Time is critical when you think someone may be having a stroke. F.A.S.T. is an acronym that can help people to spot a stroke quickly, so that they can get the medical help needed as soon as possible. The quicker a person gets to a hospital, the quicker you can potentially get critical treatment that may reduce disability and death.
If we all learn the warning signs and act F.A.S.T., we can help reduce death and disability from stroke.
A personal and inspirational tale from Kevin Sorbo:
Actor Kevin Sorbo is best known for his television portrayal of Hercules, a muscle-bound hero who battles the forces of evil. But almost no one knew he was also waging a secret battle – on and off the set – after an aneurysm and a series of strokes left him partially blind and with nearly debilitating dizziness, nausea and weakness when he was only 38 years old.

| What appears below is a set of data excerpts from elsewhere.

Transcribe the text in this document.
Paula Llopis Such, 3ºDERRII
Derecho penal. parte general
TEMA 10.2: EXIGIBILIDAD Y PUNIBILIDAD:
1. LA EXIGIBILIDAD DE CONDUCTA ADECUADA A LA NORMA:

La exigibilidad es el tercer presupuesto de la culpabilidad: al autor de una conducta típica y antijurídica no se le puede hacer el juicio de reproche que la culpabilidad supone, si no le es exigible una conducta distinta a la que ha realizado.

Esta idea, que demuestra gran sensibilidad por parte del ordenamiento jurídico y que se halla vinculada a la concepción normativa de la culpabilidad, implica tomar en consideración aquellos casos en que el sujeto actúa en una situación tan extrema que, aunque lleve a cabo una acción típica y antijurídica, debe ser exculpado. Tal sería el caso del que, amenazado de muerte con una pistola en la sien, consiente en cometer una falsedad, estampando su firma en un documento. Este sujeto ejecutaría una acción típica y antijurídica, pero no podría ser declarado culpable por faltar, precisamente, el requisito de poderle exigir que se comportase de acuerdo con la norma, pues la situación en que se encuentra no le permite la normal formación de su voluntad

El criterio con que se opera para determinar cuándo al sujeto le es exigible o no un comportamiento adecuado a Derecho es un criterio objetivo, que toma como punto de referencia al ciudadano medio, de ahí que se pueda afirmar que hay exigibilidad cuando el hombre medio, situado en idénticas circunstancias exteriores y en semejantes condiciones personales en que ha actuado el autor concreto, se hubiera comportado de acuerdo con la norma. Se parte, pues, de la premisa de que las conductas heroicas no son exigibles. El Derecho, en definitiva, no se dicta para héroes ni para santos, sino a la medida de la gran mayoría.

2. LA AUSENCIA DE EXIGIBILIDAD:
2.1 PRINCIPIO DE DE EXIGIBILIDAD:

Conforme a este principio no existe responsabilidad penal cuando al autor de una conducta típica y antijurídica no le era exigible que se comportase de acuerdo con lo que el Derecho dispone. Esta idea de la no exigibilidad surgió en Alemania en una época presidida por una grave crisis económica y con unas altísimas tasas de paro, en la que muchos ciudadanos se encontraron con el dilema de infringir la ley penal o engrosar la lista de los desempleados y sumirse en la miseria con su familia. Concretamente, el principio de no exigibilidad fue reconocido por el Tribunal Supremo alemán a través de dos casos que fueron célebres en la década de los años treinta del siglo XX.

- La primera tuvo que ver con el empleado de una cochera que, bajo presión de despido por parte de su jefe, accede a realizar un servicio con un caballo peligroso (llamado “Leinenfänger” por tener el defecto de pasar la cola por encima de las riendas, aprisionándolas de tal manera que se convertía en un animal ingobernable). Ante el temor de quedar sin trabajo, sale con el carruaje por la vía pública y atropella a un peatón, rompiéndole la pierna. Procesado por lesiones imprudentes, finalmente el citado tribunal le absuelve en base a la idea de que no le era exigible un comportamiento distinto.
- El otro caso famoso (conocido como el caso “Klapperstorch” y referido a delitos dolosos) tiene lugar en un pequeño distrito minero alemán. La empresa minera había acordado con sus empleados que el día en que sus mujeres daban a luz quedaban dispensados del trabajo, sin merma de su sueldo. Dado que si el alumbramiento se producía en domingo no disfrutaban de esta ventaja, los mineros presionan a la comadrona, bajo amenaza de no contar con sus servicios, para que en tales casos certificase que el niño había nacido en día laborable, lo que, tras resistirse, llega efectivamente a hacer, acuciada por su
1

After being treated by a neurologist, it was determined Sorbo had had an aneurysm and three strokes. However, the precise cause of the strokes remains unknown. Weeks after being released from the hospital, Sorbo experienced continuing vision problems and overwhelming fatigue. Sorbo's hours on the set of Hercules, the most-watched television show at the time, were limited, and Sorbo's production studio carefully concealed his condition by bringing on guest stars and rewriting scripts to work around Sorbo's limitations.
Today, Sorbo has regained his health, although he still experiences residual arm pain from the circulation loss and nerve damage, the occasional migraine and a 10-percent blind spot with his vision. Still, he has resumed his active lifestyle, received critical acclaim for his recent film Soul Surfer, has several movies in post-production and is working on a television pilot.
Sorbo is known for his strength and being bigger than life. He is now serving as an advocate for F.A.S.T. and will serve as spokesperson for World Stroke Day on October 29th. It may be his most important role.